What’s vital to Road to Gehenna’s narrative is that, unlike The Talos Principle, which made you examine your very nature, you’re not central to the experience in the slightest. Sure, the in-game conceit for you even trying to take down these puzzle rooms is that you’re Uriel, Elohim’s messenger, tasked with freeing everyone he regrettably incarcerated before the simulated world ends. But though you do free posters and evacuate them from the garden, the real crux of Gehenna is the posters themselves, how the threads evolve and change, how the moderation staff’s goals shape and conflict with those of the other posters. In essence, you’re just an observer bearing witness to what kind of creature the community has become. Even so, you’ll find it thrilling getting to know everyone in the community through their passions, thoughts, and works. There’s even a Reddit-style upvote-like system designed to encourage quality posting, though not everyone is happy with it. Road to Gehenna simulates community dynamics extremely well.
What doesn’t work is the fact that the disparate parts of puzzles and message board threads don’t really have anything to do with each other. In The Talos Principle, Elohim tasked you with collecting tetrominoes from puzzle rooms to attain enlightenment. Meanwhile, you the player are left wondering what the point of doing the puzzles really is, which feeds right into the discussions of free will and purpose with the serpent.
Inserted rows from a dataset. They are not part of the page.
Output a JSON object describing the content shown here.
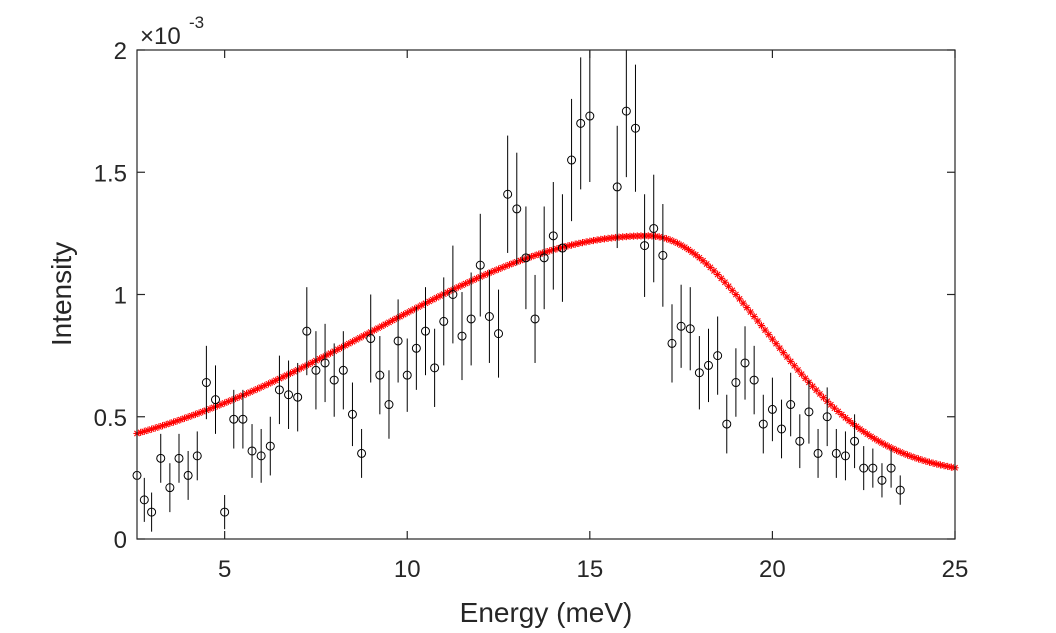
{
  "chart_data": {
    "type": "scatter",
    "title": "",
    "xlabel": "Energy (meV)",
    "ylabel": "Intensity",
    "xlim": [
      2.6,
      25
    ],
    "ylim": [
      0,
      0.002
    ],
    "x_ticks": [
      5,
      10,
      15,
      20,
      25
    ],
    "x_tick_labels": [
      "5",
      "10",
      "15",
      "20",
      "25"
    ],
    "y_ticks": [
      0,
      0.0005,
      0.001,
      0.0015,
      0.002
    ],
    "y_tick_labels": [
      "0",
      "0.5",
      "1",
      "1.5",
      "2"
    ],
    "y_multiplier_base": "×10",
    "y_multiplier_exp": "-3",
    "grid": false,
    "colors": {
      "data": "#000000",
      "fit": "#ff0000",
      "axis": "#262626"
    },
    "series": [
      {
        "name": "data",
        "marker": "o",
        "x": [
          2.6,
          2.8,
          3.0,
          3.25,
          3.5,
          3.75,
          4.0,
          4.25,
          4.5,
          4.75,
          5.0,
          5.25,
          5.5,
          5.75,
          6.0,
          6.25,
          6.5,
          6.75,
          7.0,
          7.25,
          7.5,
          7.75,
          8.0,
          8.25,
          8.5,
          8.75,
          9.0,
          9.25,
          9.5,
          9.75,
          10.0,
          10.25,
          10.5,
          10.75,
          11.0,
          11.25,
          11.5,
          11.75,
          12.0,
          12.25,
          12.5,
          12.75,
          13.0,
          13.25,
          13.5,
          13.75,
          14.0,
          14.25,
          14.5,
          14.75,
          15.0,
          15.75,
          16.0,
          16.25,
          16.5,
          16.75,
          17.0,
          17.25,
          17.5,
          17.75,
          18.0,
          18.25,
          18.5,
          18.75,
          19.0,
          19.25,
          19.5,
          19.75,
          20.0,
          20.25,
          20.5,
          20.75,
          21.0,
          21.25,
          21.5,
          21.75,
          22.0,
          22.25,
          22.5,
          22.75,
          23.0,
          23.25,
          23.5
        ],
        "y": [
          0.00026,
          0.00016,
          0.00011,
          0.00033,
          0.00021,
          0.00033,
          0.00026,
          0.00034,
          0.00064,
          0.00057,
          0.00011,
          0.00049,
          0.00049,
          0.00036,
          0.00034,
          0.00038,
          0.00061,
          0.00059,
          0.00058,
          0.00085,
          0.00069,
          0.00072,
          0.00065,
          0.00069,
          0.00051,
          0.00035,
          0.00082,
          0.00067,
          0.00055,
          0.00081,
          0.00067,
          0.00078,
          0.00085,
          0.0007,
          0.00089,
          0.001,
          0.00083,
          0.0009,
          0.00112,
          0.00091,
          0.00084,
          0.00141,
          0.00135,
          0.00115,
          0.0009,
          0.00115,
          0.00124,
          0.00119,
          0.00155,
          0.0017,
          0.00173,
          0.00144,
          0.00175,
          0.00168,
          0.0012,
          0.00127,
          0.00116,
          0.0008,
          0.00087,
          0.00086,
          0.00068,
          0.00071,
          0.00075,
          0.00047,
          0.00064,
          0.00072,
          0.00065,
          0.00047,
          0.00053,
          0.00045,
          0.00055,
          0.0004,
          0.00052,
          0.00035,
          0.0005,
          0.00035,
          0.00034,
          0.0004,
          0.00029,
          0.00029,
          0.00024,
          0.00029,
          0.0002
        ],
        "err": [
          0.00012,
          9e-05,
          8e-05,
          0.0001,
          0.0001,
          0.0001,
          0.0001,
          0.0001,
          0.00015,
          0.00014,
          7e-05,
          0.00012,
          0.00012,
          0.00011,
          0.00011,
          0.00012,
          0.00014,
          0.00014,
          0.00014,
          0.00018,
          0.00016,
          0.00016,
          0.00015,
          0.00016,
          0.00013,
          0.0001,
          0.00018,
          0.00016,
          0.00014,
          0.00017,
          0.00015,
          0.00017,
          0.00018,
          0.00016,
          0.00018,
          0.0002,
          0.00018,
          0.00019,
          0.00021,
          0.00019,
          0.00018,
          0.00024,
          0.00023,
          0.00021,
          0.00018,
          0.00021,
          0.00022,
          0.00022,
          0.00025,
          0.00027,
          0.00027,
          0.00025,
          0.00027,
          0.00026,
          0.00021,
          0.00022,
          0.00021,
          0.00016,
          0.00017,
          0.00017,
          0.00015,
          0.00015,
          0.00016,
          0.00012,
          0.00014,
          0.00015,
          0.00014,
          0.00012,
          0.00013,
          0.00012,
          0.00013,
          0.00011,
          0.00013,
          0.0001,
          0.00012,
          0.0001,
          0.0001,
          0.00011,
          9e-05,
          8e-05,
          7e-05,
          8e-05,
          6e-05
        ]
      },
      {
        "name": "fit",
        "marker": "*",
        "x_start": 2.6,
        "x_end": 25,
        "x_step": 0.1,
        "model": "skewed_peak",
        "peak_center": 16.6,
        "peak_value": 0.00124,
        "base_value": 0.00026,
        "left_width": 7.5,
        "right_width": 3.2
      }
    ]
  }
}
With Gehenna, everything important is in the terminal segments. Without the questioning acting as a bridge to the game’s themes, the puzzles are drained of all meaning and merely serve as more content to sell you. Luckily, the Gehenna bits are really strong by themselves, questioning what constitutes humanity by looking at the things they create and attempting to create things in the same way. But you can’t help but think that Road to Gehenna would have been a much better, more focused game had it been a text adventure instead of one shoehorned into a 3D environmental puzzle game.
It’s difficult to complain too much, though, when you’re given more of the same kind of fantastically devious puzzle design found in The Talos Principle. You’re going to be banging your head against a wall as you spend days trying to figure out how to get through that one room, finally feeling a tidal wave of elation and cleverness when you solve it. And you’re going to enjoy getting to know the denizens of Gehenna as you ponder what of human nature is hidden in its art. It’s a shame that these two excellent pieces never truly gel into something even more excellent, but even so, both still make for an enthralling, thoughtful experience together.